| layout |
|---|
default |
The 'Raspberry Network Display' is a small collection of software to display images on the HDMI port on a Raspberry Pi (or basically, any Linux machine with a compatible frame-buffer interface), and quickly (20ms) change between them via network commands (in UDP packages).
The software was developed to control spatial light modulators for microscopes, but is general enough to probably work in other context. It is of typical 'side-project' quality, i.e., it was written because and while it was needed for this specific purpose.
It consists of two parts:
- Load images into memory
- Either uploaded via TCP or read from PNGs
- Multiple images groups in 'banks' (e.g. 4 banks with 10 images each)
- Switch between images via UDP packages
- Either by providing a number
- Or by providing the filename
- Fixed pattern (stripes, checkerboard) also available
- At startup, a test image is loaded
- At compile time, the resolution is set (see 'global.h'). Code will fail if images are not in that resolution.

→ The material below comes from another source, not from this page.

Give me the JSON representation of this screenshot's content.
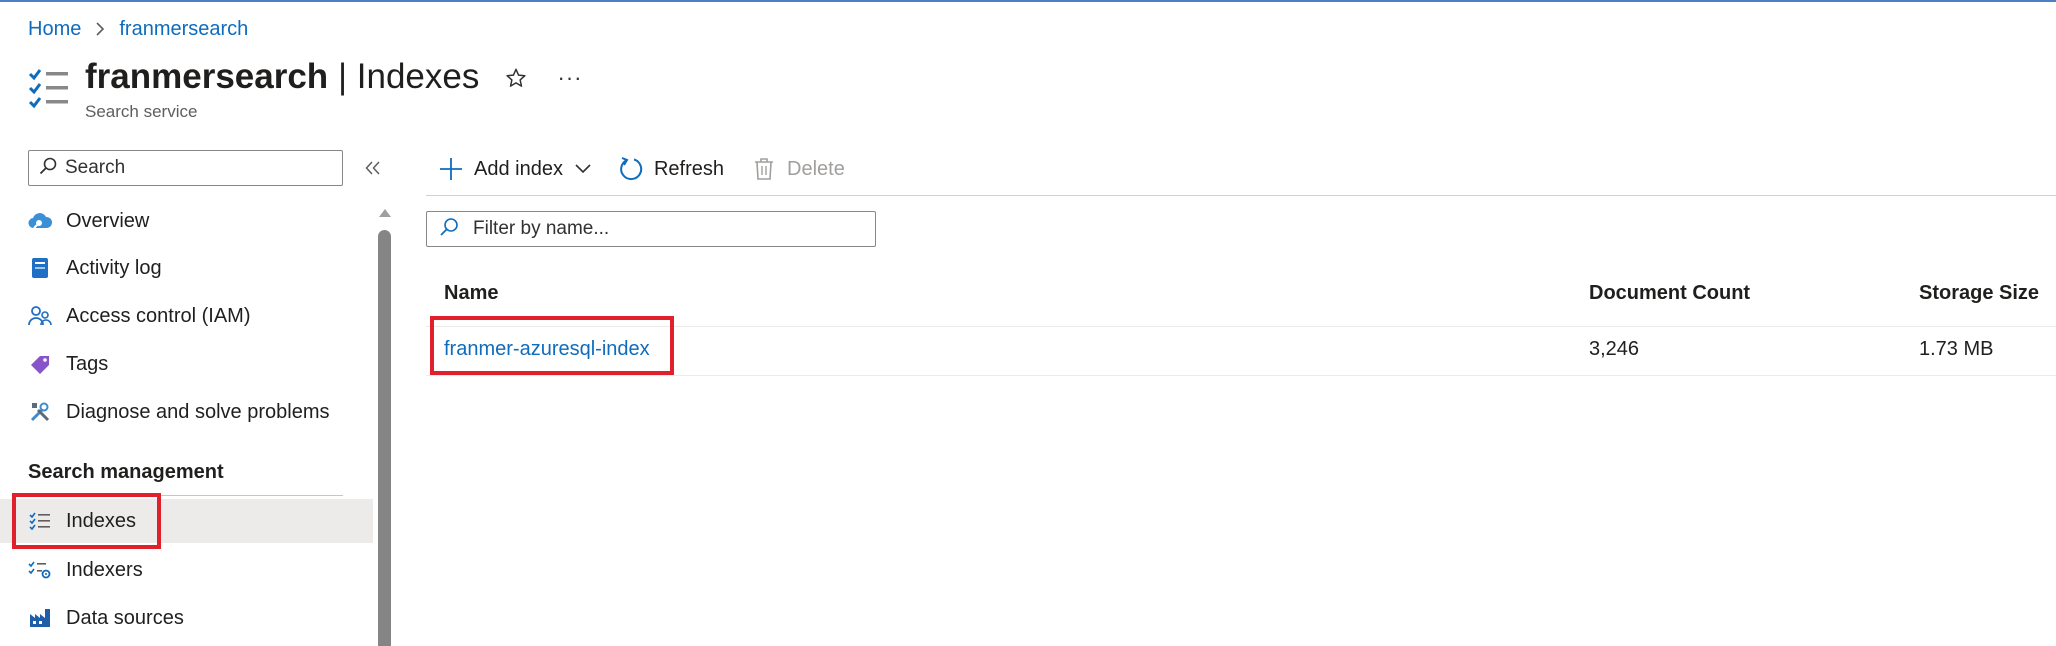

This part of the software is written in C, and supposed to run on e.g. a Raspberry Pi (hence the name). It should however be compatible with any linux system offering frame-buffer access.
It should compile almost everywhere by using the included Makefile and gcc. It requires the "wiring" library for an optional feature, that is sending a UDP package each time a TTL pulse is received on the Pi's GPIO pins.
This is a plugin to ImageJ / Fiji, which currently allows to:
- Issue "switch image" commands to the display
- Upload a stack to a memory bank on the display
- Switch to predefined pattern (stripes, checkerboard)
Some (commented) example configs to
- auto-start the software on Raspberry boot up
- configure a very specific modeline on the HDMI output (needed for the display in use)
Everything is under GPLv3 or later, expect for stuff in 'external', which is
- lodepng, under zLib license (compatible with GPL).
- The resolution test chart, under public domain.